Rapport d'analyse N° 6 : Renforcer le professionnalisme militaire en Afrique

De nombreux défis pour les armées africaines

Par Émile Ouédraogo

12 mars 2020


Le coup d’État militaire de 2012 au Mali a plongé le pays et la région d’Afrique de l’Ouest dans une crise politique et militaire. Il a suffi d’une poignée de sous-officiers et d’autres hommes du rang pour renverser le président élu du Mali et faire dérailler 21 ans de démocratisation et d’efforts pour construire des institutions militaires professionnelles. Après avoir déclenché une crise constitutionnelle, la prise de pouvoir des militaires a mis en péril l’intégrité territoriale de l’État malien, ouvert la voie aux islamistes radicaux de toute la région et nécessité l’intervention militaire des forces françaises et ouest-africaines pour stabiliser la situation.
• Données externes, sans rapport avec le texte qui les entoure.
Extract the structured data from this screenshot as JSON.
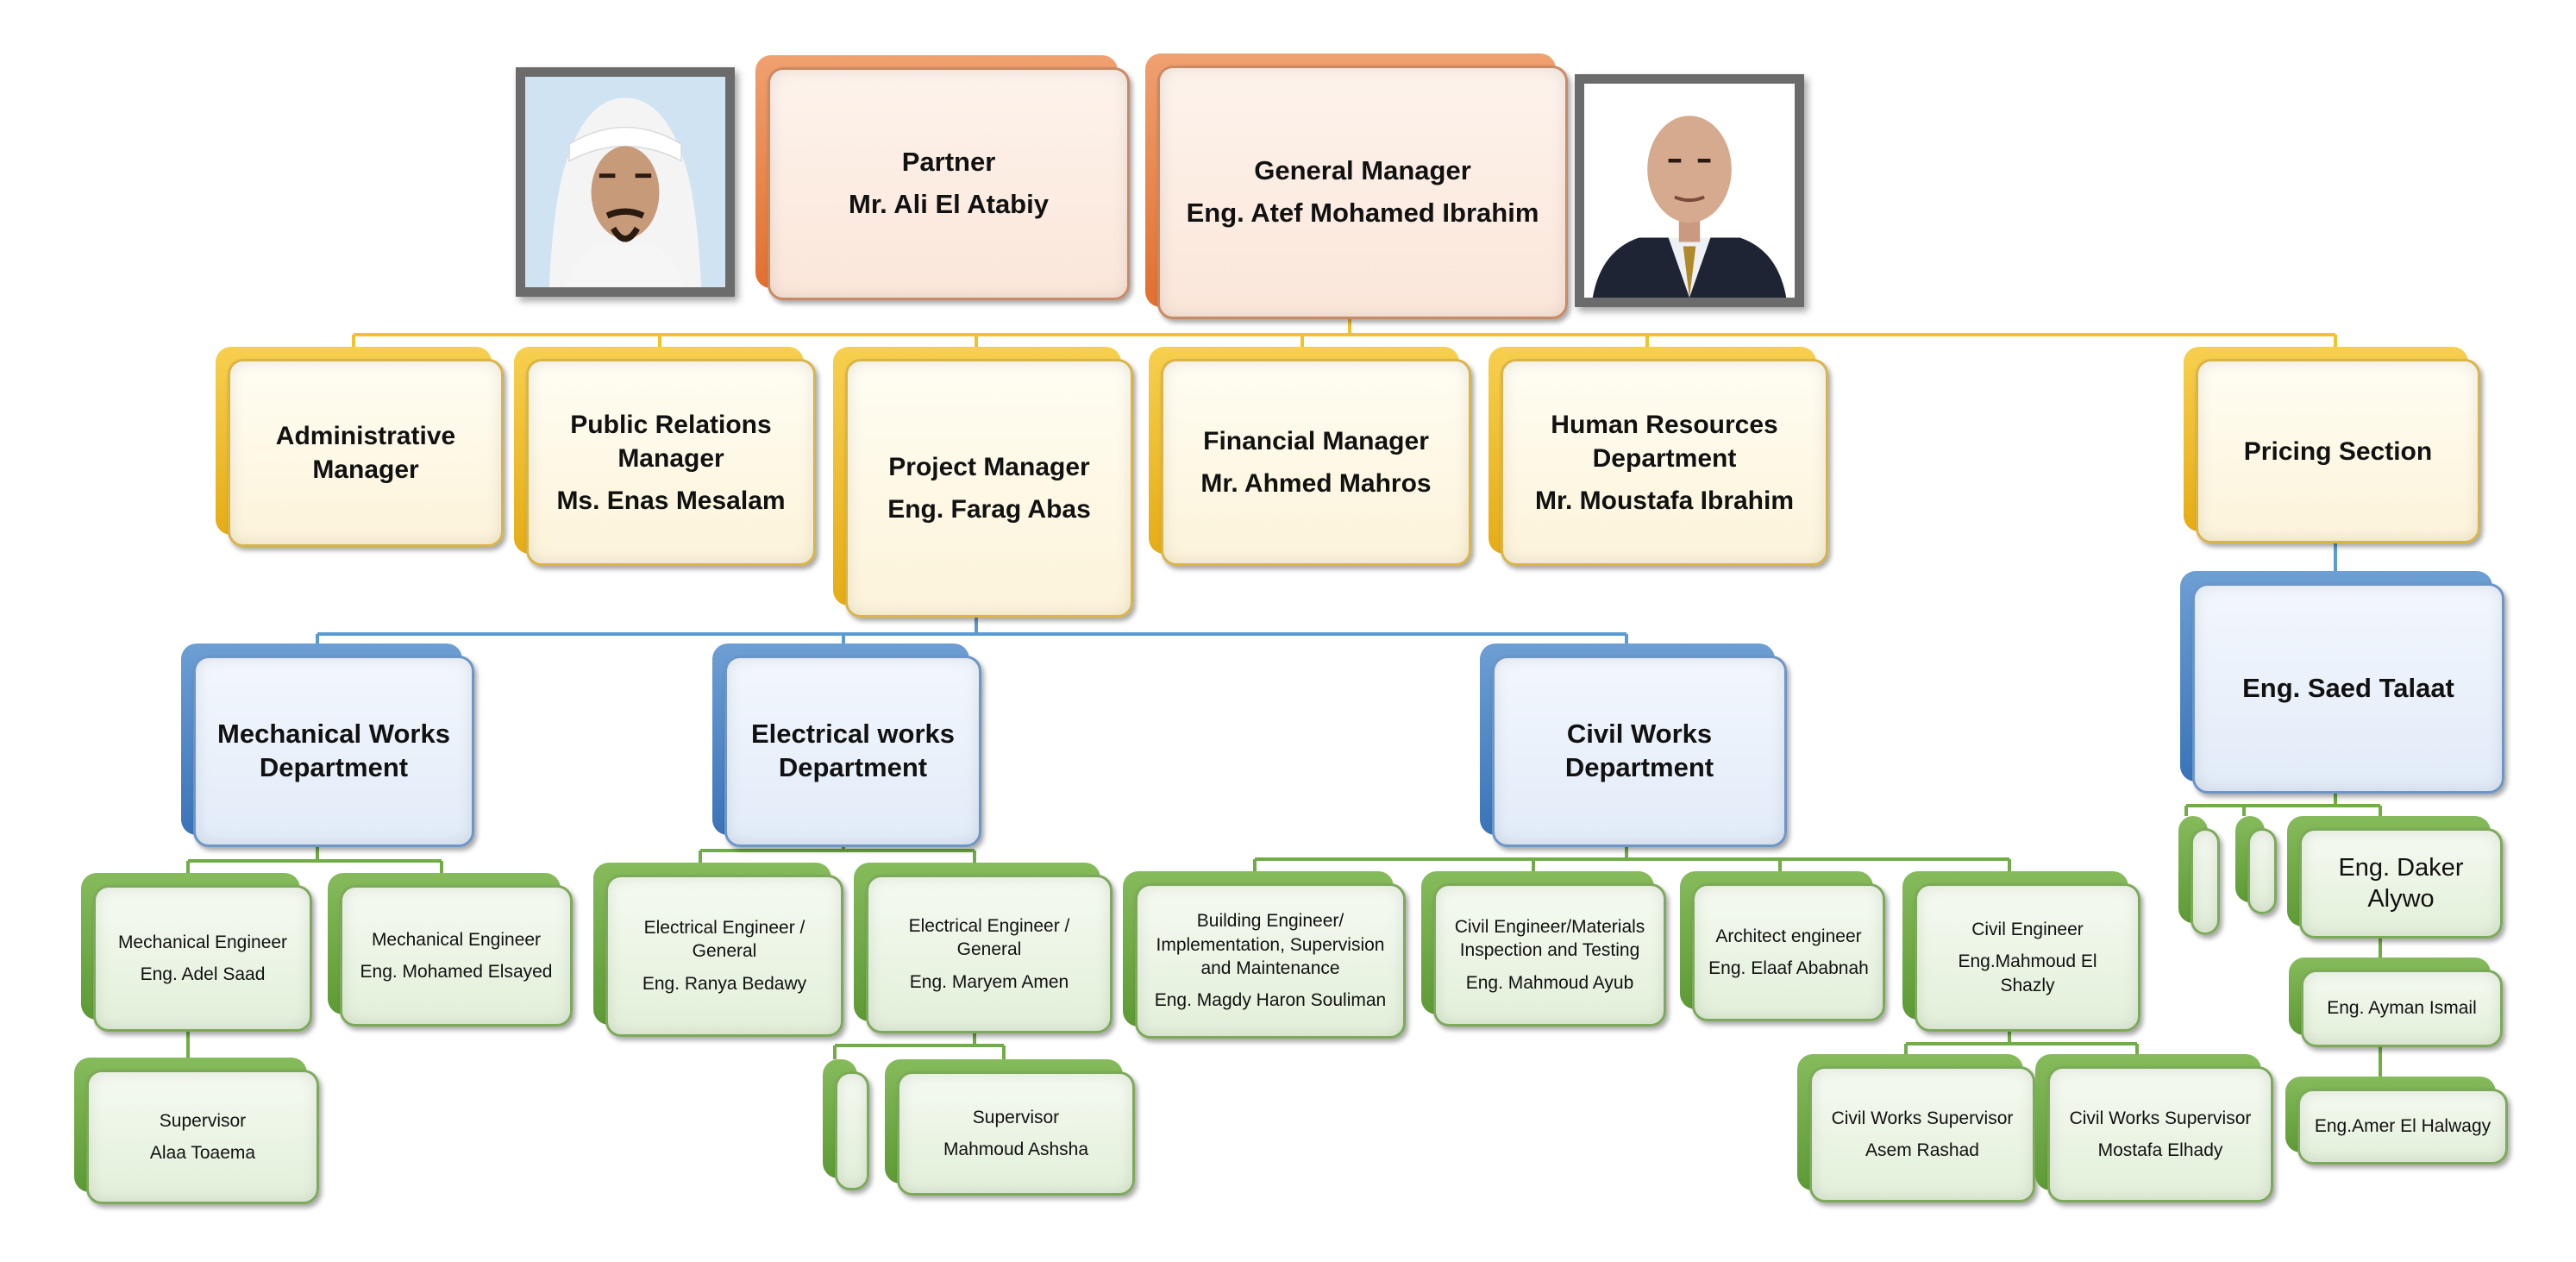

Les coûts économiques, y compris la perte d’investissements privés, perdureront pendant des années au Mali.

Malheureusement, ce manque persistant de professionnalisme militaire est un thème récurrent sur le continent. Dans certains cas, les militaires interrompent directement le processus démocratique. Depuis l’indépendance de l’ancienne colonie portugaise de Guinée-Bissau, aucun dirigeant démocratiquement élu n’y a jamais terminé son mandat. Les Forces armées révolutionnaires populaires de la Guinée-Bissau, qui sont largement considérées comme corrompues et fortement impliquées dans le trafic de drogue1, ont pour coutume d’installer et d’évincer les gouvernements qui menacent les intérêts du commandement militaire, y compris en menant un coup d’État en 2012 à la veille du second tour de l’élection présidentielle. Fait révélateur, les militaires du Mali et de la Guinée-Bissau ont saisi le pouvoir juste avant un scrutin présidentiel à l’issue duquel un dirigeant légitimement élu aurait pu exercer son pouvoir sur l’armée.

Dans d’autres cas, des mutineries répétées mettent en exergue la faiblesse du professionnalisme militaire. La mutinerie la plus importante et la plus grave sur le continent africain de la dernière décennie a eu lieu au Burkina Faso où les troubles causés par les sous-officiers et autres hommes du rang ont duré tout au long du premier semestre 2011. Les pillages, viols et autres violations graves des droits humains qui en ont résulté ont créé une peur et une insécurité sans précédent parmi la population civile que les forces armées étaient pourtant censées défendre et protéger. En 2009, Madagascar a été secouée par de nombreuses mutineries militaires lorsque Andry Rajoelina, l’ancien maire de la capitale Antananarivo, a, avec un fort soutien militaire, saisi le pouvoir des mains d’un gouvernement démocratiquement élu. En République démocratique du Congo, de nombreuses défections et mutineries ont mis à rude épreuve le processus de désarmement, de démobilisation et de réintégration.

D’autres exemples de défaillance du professionnalisme militaire en Afrique abondent. Les allégations d’atteintes aux droits humains commises par l’armée nigériane à l’encontre de civils dans le cadre de sa lutte meurtrière contre le groupe islamiste militant Boko Haram laissent penser que les capacités de commandement et de contrôle militaires y sont faibles2. Ces allégations compromettent également l’objectif plus large de stabilisation de la région du nord du Nigeria. La complicité présumée des forces de défense du peuple ougandais dans le trafic d’espèces sauvages reflète un manque de discipline dans un contexte d’opportunisme économique3. Les allégations selon lesquelles les forces de défense kényanes se seraient livrées à un pillage massif du centre commercial Westgate de Nairobi après l’attaque terroriste choquante d’al Shabaab qui y avait fait plus de 60 morts en 2013, figurent parmi autant d’incidents qui donnent matière à réflexion sur l’état du professionnalisme militaire en Afrique.4

Certes, certains pays africains ont fourni des efforts louables pour améliorer le professionnalisme de leurs armées. Toutefois, un demi-siècle après l’indépendance de la plupart des États africains, les sociétés africaines doivent réévaluer la manière dont elles peuvent mettre en place des forces armées professionnelles, non seulement pour faire face à leurs défis sécuritaires, mais aussi pour contribuer à la construction et à la consolidation de leurs jeunes démocraties et en favoriser le développement. En étudiant le fossé entre l’aspiration et la réalité, cette étude vise à examiner les obstacles au renforcement du professionnalisme des armées africaines.